ピルビン酸キナーゼとは、解糖系の最終段階に関与してホスホエノールピルビン酸からアデノシン二リン酸へのリン酸基の転移を触媒し、アデノシン三リン酸とピルビン酸とを生成している酵素です。本酵素の遺伝的な欠陥はピルビン酸キナーゼ欠損症と呼ばれる疾患の原因となり解糖系過程の遅滞を生じますし、またピルビン酸キナーゼは発癌にも関与していると考えられています。
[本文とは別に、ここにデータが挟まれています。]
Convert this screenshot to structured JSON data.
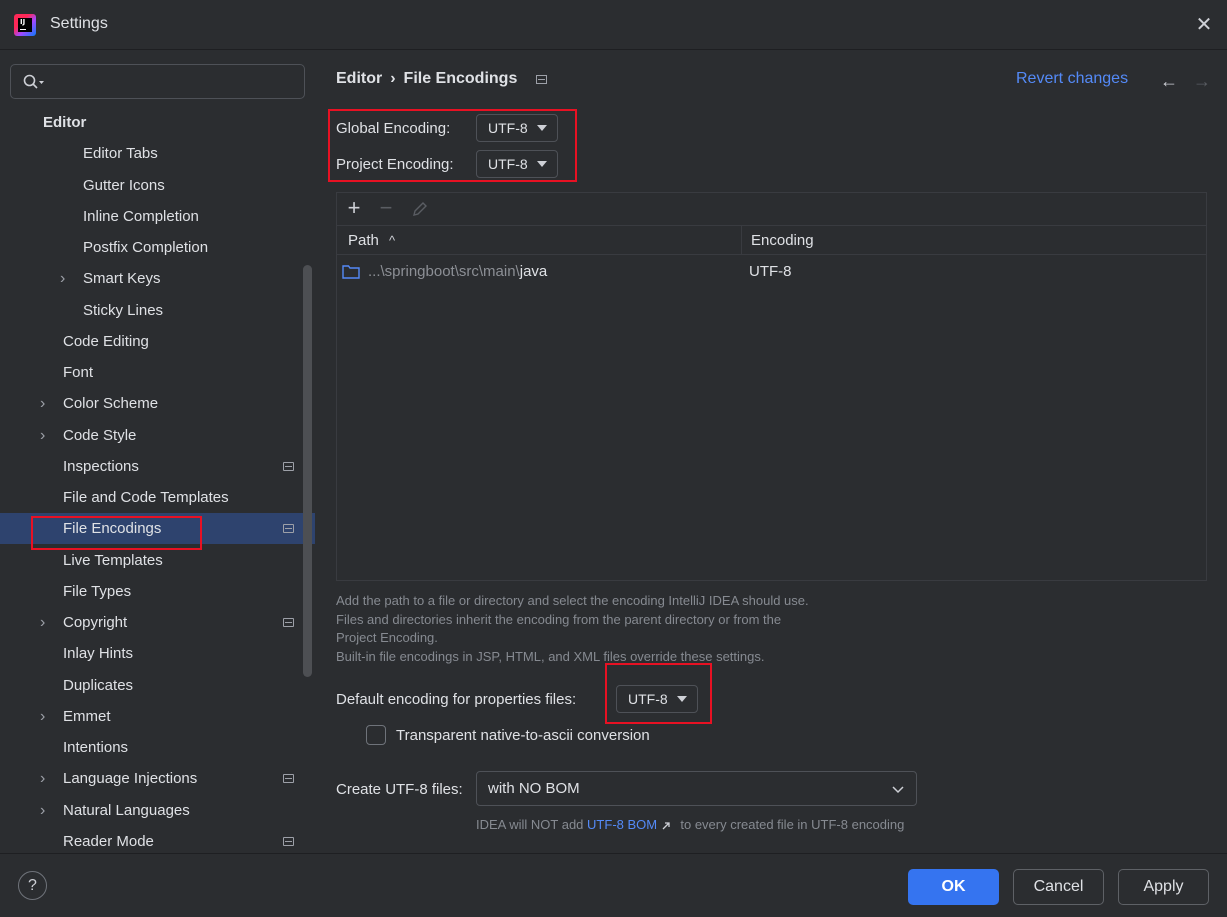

さらに近年、ピルビン酸キナーゼはアレルゲンとしても作用すると考えられており、Lee C-H らはピルビン酸キナーゼが重要な新規エビアレルゲンであることを(Food Chem. 2018 Aug 30;258:359-365. doi:10.1016/j.foodchem.2018.03.088.)、またWoo C-C らはカニアレルギー患者においてもピルビン酸キナーゼがアレルゲンとして作用することを(Food Chem. 2019 Aug 15;289:413-418. doi:10.1016/j.foodchem.2019.03.074.)報告しています。但し、これらの論文は共に台湾からの報告であるため、Lee C-Hらはピルビン酸キナーゼによる感作には人種差が存在している可能性について論じています。その他、Valverde-Mongeらはswordfish(メカジキ)の(Pediatr Allergy Immunol.2018;29:563-565. doi:10.1111/pai.12916.)、Ruethersらは鮭とナマズの(Allergy.2021:76:1443-1453. doi:10.1111/all.14574.)新規アレルゲンとして、ピルビン酸キナーゼが作用しているとの報告を行っています。さらに、WHO/IUISにはパンガシウス(ナマズ系の魚)のアレルゲンコンポーネントとして、ピルビン酸キナーゼであるPan h 9が登録されています。

このように、現在は甲殻類または魚類のアレルゲンとしての報告がなされていますが、この度私たちはピルビン酸キナーゼが交差抗原として作用したと考えたネギおよびマスカットアレルギー症例を経験しました。従って、ピルビン酸キナーゼは今後重要なアレルゲンとして認識される可能性があり、注目する必要があると考えられます。